In the first quarter of 2026, Allegiant reported record revenue of $732.4 million - up 9.6% year-over-year. Revenue per available seat per flight kilometer grew 20.8%.
Morgan Stanley maintained an Equal-weight rating ("hold") with a target price of $100 (research note is available in Oninvest's editorial office). The bank rates the stock at about 7.5 expected earnings in 2027 and sees a potential upside of about 30%. In total, the company's securities have six "hold" and five "buy" ratings, according to MarketWatch. The average target is $99.8.
JetBlue Airways (JBLU).
JetBlue is the sixth largest airline in the United States, and its history is closely tied to Spirit Airlines. Back in 2022, JetBlue outbid Frontier Airlines and tried to buy Spirit, but the deal was blocked by regulators in 2026.
Following Spirit's bankruptcy, JetBlue is strengthening its already strong position in Fort Lauderdale. In the first quarter of 2026, the company grew capacity at the airport by 23%, and revenue available seat revenue per flight mile increased by 5%. JetBlue has added 21 new destinations from Fort Lauderdale over the past year, including 11 since Spirit closed, and plans to operate nearly 130 flights per day this summer - a 75% increase from 2025.

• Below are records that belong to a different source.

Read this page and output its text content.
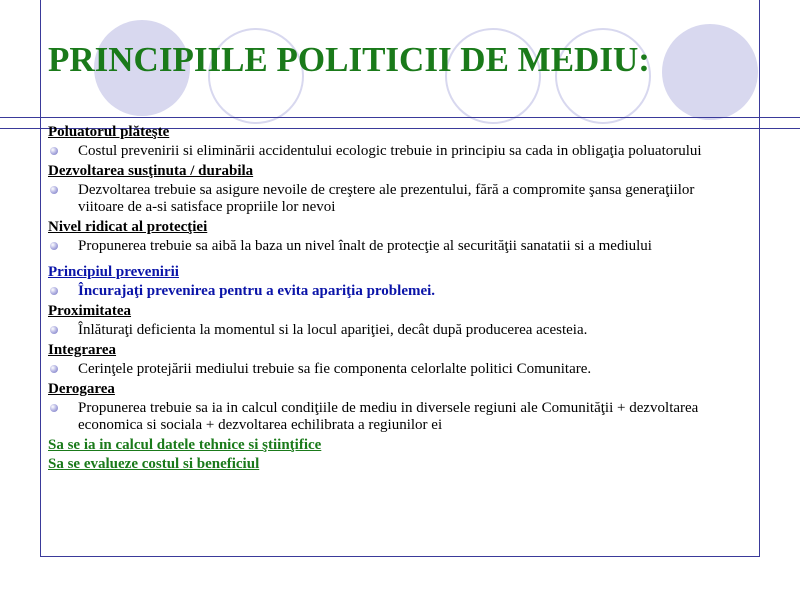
PRINCIPIILE POLITICII DE MEDIU:
Poluatorul plăteşte
Costul prevenirii si eliminării accidentului ecologic trebuie in principiu sa cada in obligaţia poluatorului
Dezvoltarea susţinuta / durabila
Dezvoltarea trebuie sa asigure nevoile de creştere ale prezentului, fără a compromite şansa generaţiilor viitoare de a-si satisface propriile lor nevoi
Nivel ridicat al protecţiei
Propunerea trebuie sa aibă la baza un nivel înalt de protecţie al securităţii sanatatii si a mediului
Principiul prevenirii
Încurajaţi prevenirea pentru a evita apariţia problemei.
Proximitatea
Înlăturaţi deficienta la momentul si la locul apariţiei, decât după producerea acesteia.
Integrarea
Cerinţele protejării mediului trebuie sa fie componenta celorlalte politici Comunitare.
Derogarea
Propunerea trebuie sa ia in calcul condiţiile de mediu in diversele regiuni ale Comunităţii + dezvoltarea economica si sociala + dezvoltarea echilibrata a regiunilor ei
Sa se ia in calcul datele tehnice si ştiinţifice
Sa se evalueze costul si beneficiul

At the same time, JetBlue's financial situation remains difficult: net loss for the quarter amounted to $319 million, and the high level of debt - $8.4 billion - continues to worry analysts.
TD Cowen raised its target price on the stock to $5 from $4.5 in a report dated Ma 8, 2026, maintaining a Hold rating and citing debt as a key constraint. On the same day, Jefferson Research gave the stock a Sell rating, with analysts citing strong earnings quality but weak operating performance and balance sheet.
Strategically, JetBlue is betting on JetForward's transformation program, which should bring the company an additional $850-950 million in EBIT (operating earnings before interest and taxes) by 2027.
According to Marketwatch, 13 Wall Street analysts advise holding JetBlue stock, five advise selling and only one advises buying. The average target price is $4.74, up 3.5% from the closing price on May 18.
Does not constitute individualized investment advice.